The feud between Indian conglomerate Tata Sons and its former chairman Cyrus Mistry continued after Mistry gave an interview insisting he was fighting for the future of the group and not his own position.
The Financial Times reported that Mistry has now asked India’s Company Law Tribunal to replace the board of Tata Sons and open an investigation into alleged breaches of insider trading.
Mistry is quoted in the FT saying: “This is about governance—it’s not about me, it’s not about my position.
“Whatever I have said has been said for the long-term interests of the group. Nothing that I’ve said is not backed up.”
Mistry’s family retains an 18% stake in the company.
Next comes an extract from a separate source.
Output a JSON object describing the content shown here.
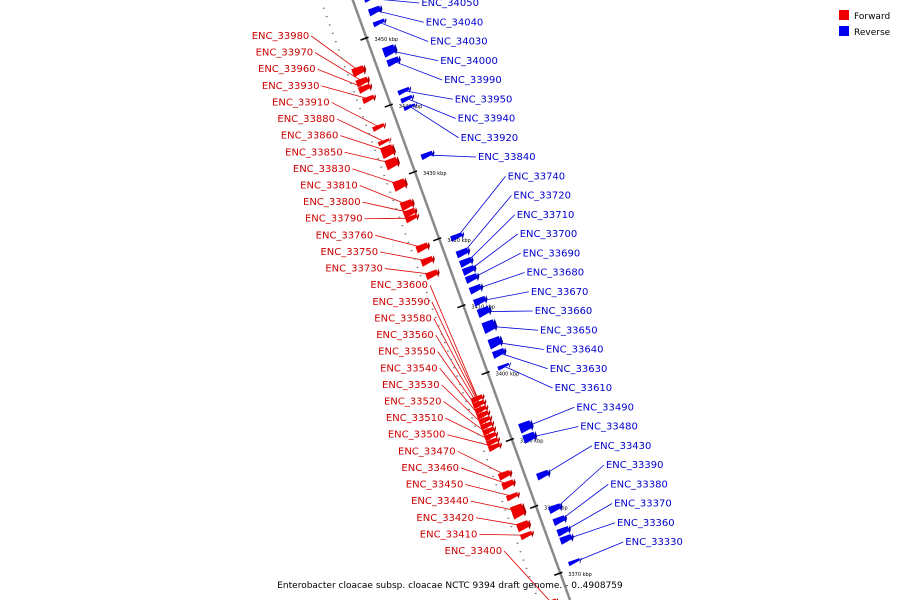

Meanwhile, commentators observed that the Mistry-Tata clash reveals big issues in the Indian system of governance.
Sanjeev Aga, an independent director, told a roundtable discussion that India suffered from a clash between its Companies Act (heavily influenced by US legislation and thinking on governance) on the one hand, and its long-standing “promoter” business culture on the other.
Bank of America
Brian Moynihan, chief executive of Bank of America, said the bank would not change its commitment to environment, social and governance (ESG) policies under a Donald Trump presidency.
In an interview for Bloomberg, Moynihan detailed many of the initiatives that Bank of America has undertaken under ESG, calling it the bank’s “fourth pillar of responsible growth”.
“These are things that we’ve done and won’t change because they are critical to why people want to work for our company, why clients want to do business with us, and they actually produce great shareholder return and value.”
He added: “We do this because it’s the right thing to do for customers, communities and shareholders.”